The liquefied natural gas (LNG) sector has been hit by severe project disruptions and delays to final investment decisions (FIDs) of 26 LNG export terminals globally, a report by Global Energy Monitor revealed Thursday.
The annual report entitled Nervous Money: Global LNG Terminals Update 2021 confirms that climate change, security concerns, the economic slowdown due to Covid-19, and feasibility concerns are among the main reasons leading to disruptions.
The report confirms that delayed LNG export terminals account for 38% of the 700 million tonnes per annum of export capacity under development worldwide.
The capacity of delayed export terminals total 265 million tonnes per annum, it said.
Total’s declaration of a force majeure on its Mozambique LNG terminal, following an attack by insurgents, has highlighted the vulnerability of terminals priced in the tens of billions of dollars, the report said.
'The cost overruns, scheduling delays, and high outage rate that plagued the LNG sector were further exacerbated in the past year by Covid-related workforce disruption.'
Only one LNG export project worldwide, the Costa Azul LNG terminal in Mexico, reached an FID in the past year.
- Opportunity narrows for more export capacity
For 64% of the global export capacity in construction or pre-construction, North America has the most troubled projects with 11 of the 26 LNG export terminals reporting FID delays or other serious disruptions.
According to the report, 'aggressive expansion of capacity in low-production-cost Qatar and the Russian Arctic has increased risks to US LNG export developers.”
Global Energy Monitor also noted in the report that once regarded as a potential climate solution, the LNG sector is increasingly seen as a climate problem particularly for European buyers.
The International Energy Agency (IEA) said last month that inter-regional LNG trade would need to decline rapidly after 2025 under a 2050 net-zero scenario.
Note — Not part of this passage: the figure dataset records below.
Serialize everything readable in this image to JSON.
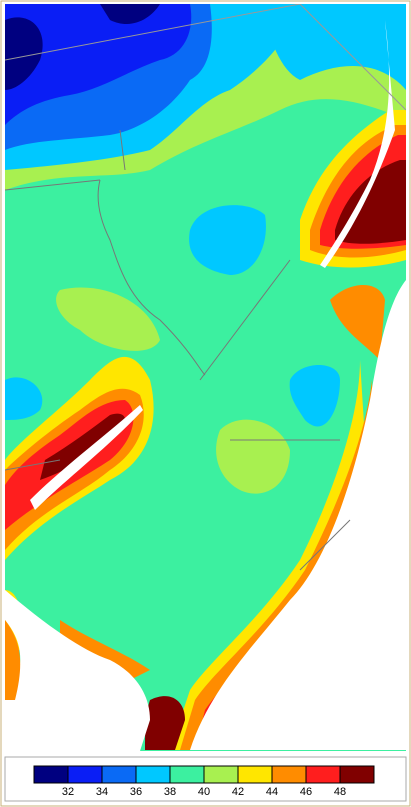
{
  "legend": {
    "colors": [
      "#000080",
      "#0a1ef5",
      "#0a6af5",
      "#00c8ff",
      "#3cf0a0",
      "#a8f050",
      "#ffe600",
      "#ff8c00",
      "#ff1e1e",
      "#800000"
    ],
    "ticks": [
      32,
      34,
      36,
      38,
      40,
      42,
      44,
      46,
      48
    ]
  }
}
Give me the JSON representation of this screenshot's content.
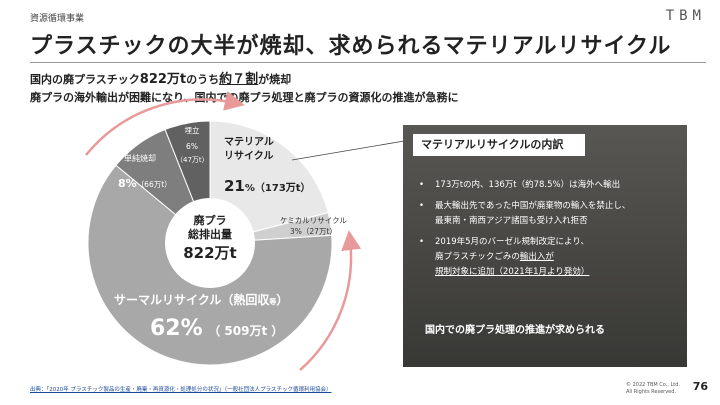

'Those who are accustomed to thinking of infrastructure as a 'safe' investment may be in for a rocky ride with LNG terminals,' said Ted Nace, executive director of Global Energy Monitor.
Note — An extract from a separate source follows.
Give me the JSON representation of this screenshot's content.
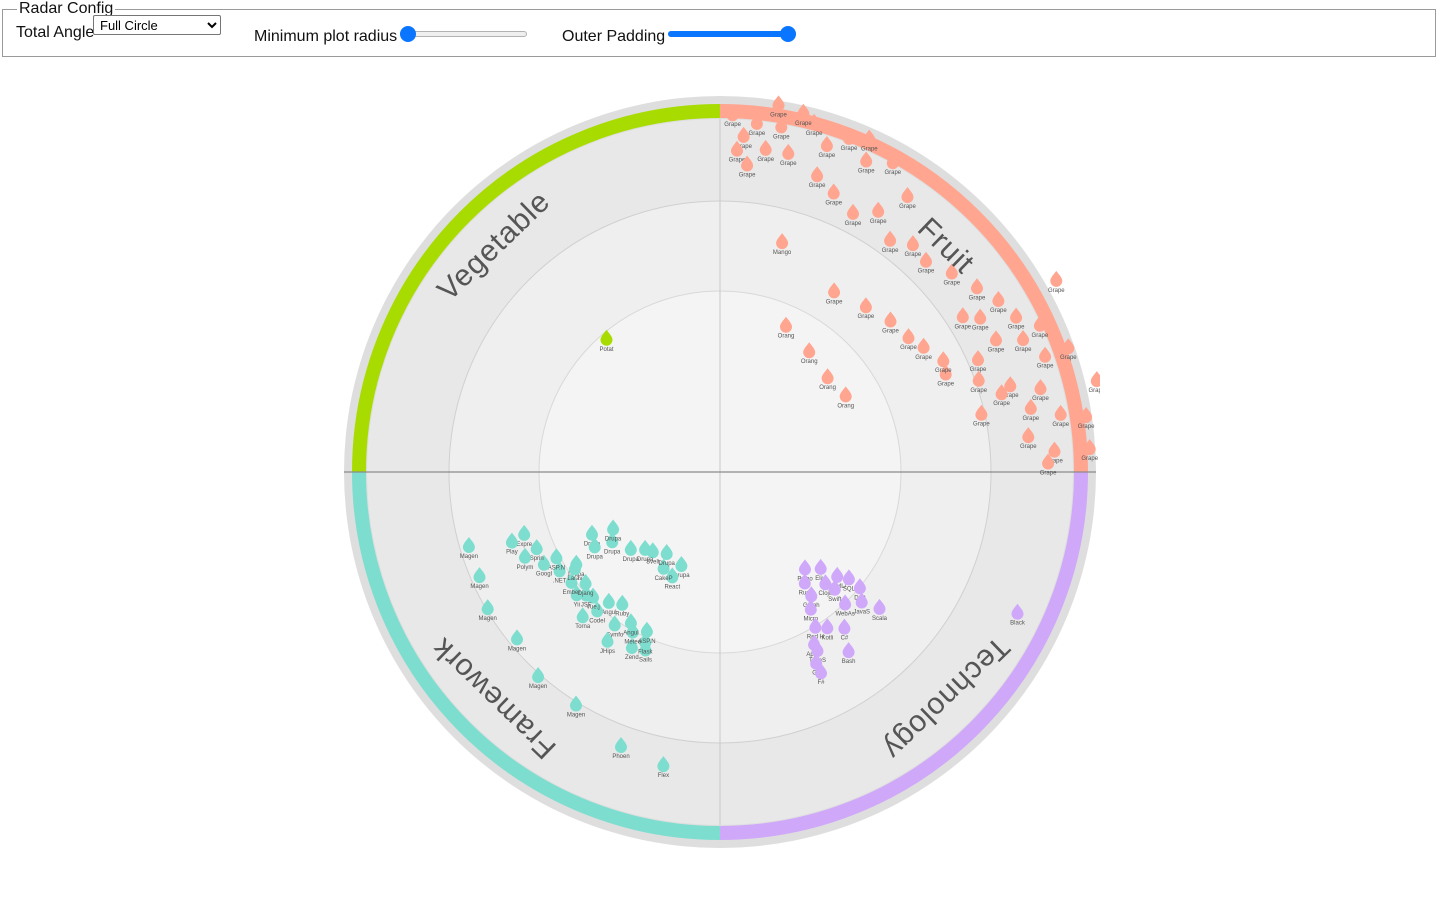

He said the opportunity has narrowed for more export capacity to be built. North American projects have fallen behind as European buyers in particular see them as dirty due to their reliance on fracked gas. These projects also face stiff competition from Qatar and Russia, which have access to cheaper gas.
- LNG import capacity on growth
Nonetheless, LNG import capacity is continuing to expand rapidly, with enough projects in construction or pre-construction to increase global capacity by 70%.
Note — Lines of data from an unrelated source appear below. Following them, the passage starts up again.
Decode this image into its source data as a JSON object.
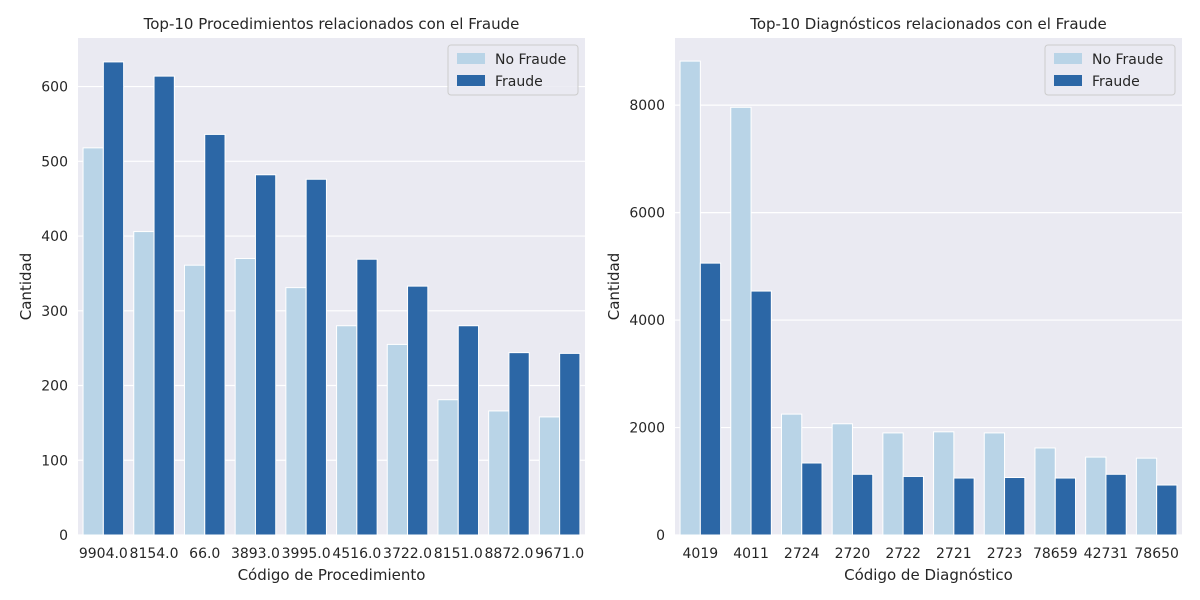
{
  "colors": {
    "no_fraude": "#b9d4e7",
    "fraude": "#2c67a6",
    "plot_bg": "#eaeaf2",
    "grid": "#ffffff"
  },
  "chart_data": [
    {
      "type": "bar",
      "title": "Top-10 Procedimientos relacionados con el Fraude",
      "xlabel": "Código de Procedimiento",
      "ylabel": "Cantidad",
      "categories": [
        "9904.0",
        "8154.0",
        "66.0",
        "3893.0",
        "3995.0",
        "4516.0",
        "3722.0",
        "8151.0",
        "8872.0",
        "9671.0"
      ],
      "series": [
        {
          "name": "No Fraude",
          "values": [
            518,
            406,
            361,
            370,
            331,
            280,
            255,
            181,
            166,
            158
          ]
        },
        {
          "name": "Fraude",
          "values": [
            633,
            614,
            536,
            482,
            476,
            369,
            333,
            280,
            244,
            243
          ]
        }
      ],
      "ylim": [
        0,
        665
      ],
      "yticks": [
        0,
        100,
        200,
        300,
        400,
        500,
        600
      ],
      "grid": true,
      "legend_position": "top-right"
    },
    {
      "type": "bar",
      "title": "Top-10 Diagnósticos relacionados con el Fraude",
      "xlabel": "Código de Diagnóstico",
      "ylabel": "Cantidad",
      "categories": [
        "4019",
        "4011",
        "2724",
        "2720",
        "2722",
        "2721",
        "2723",
        "78659",
        "42731",
        "78650"
      ],
      "series": [
        {
          "name": "No Fraude",
          "values": [
            8820,
            7960,
            2250,
            2070,
            1900,
            1920,
            1900,
            1620,
            1450,
            1430
          ]
        },
        {
          "name": "Fraude",
          "values": [
            5060,
            4540,
            1340,
            1130,
            1090,
            1060,
            1070,
            1060,
            1130,
            930
          ]
        }
      ],
      "ylim": [
        0,
        9250
      ],
      "yticks": [
        0,
        2000,
        4000,
        6000,
        8000
      ],
      "grid": true,
      "legend_position": "top-right"
    }
  ]
}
'Of the capacity in construction or pre-construction, 32% is in China, 11% is in India, and 7% is in Thailand. Outside Asia, Brazil is a hotspot with 13 LNG import terminals in construction or pre-construction,' the report revealed.
The lead author of the report, Lydia Plante explained that LNG was sold to policymakers and investors as a safe, clean, secure bet, but these attributes have turned into liabilities, and this has been reflected in the IEA 2050 scenarios showing that LNG has no place in a climate-safe energy future.
'The sheer size of the projects has exposed investors to catastrophic losses,' she said.
'The industry has lost its climate halo, and the only question is whether the Biden Administration will waste precious political capital propping up potential white elephant projects,' she concluded.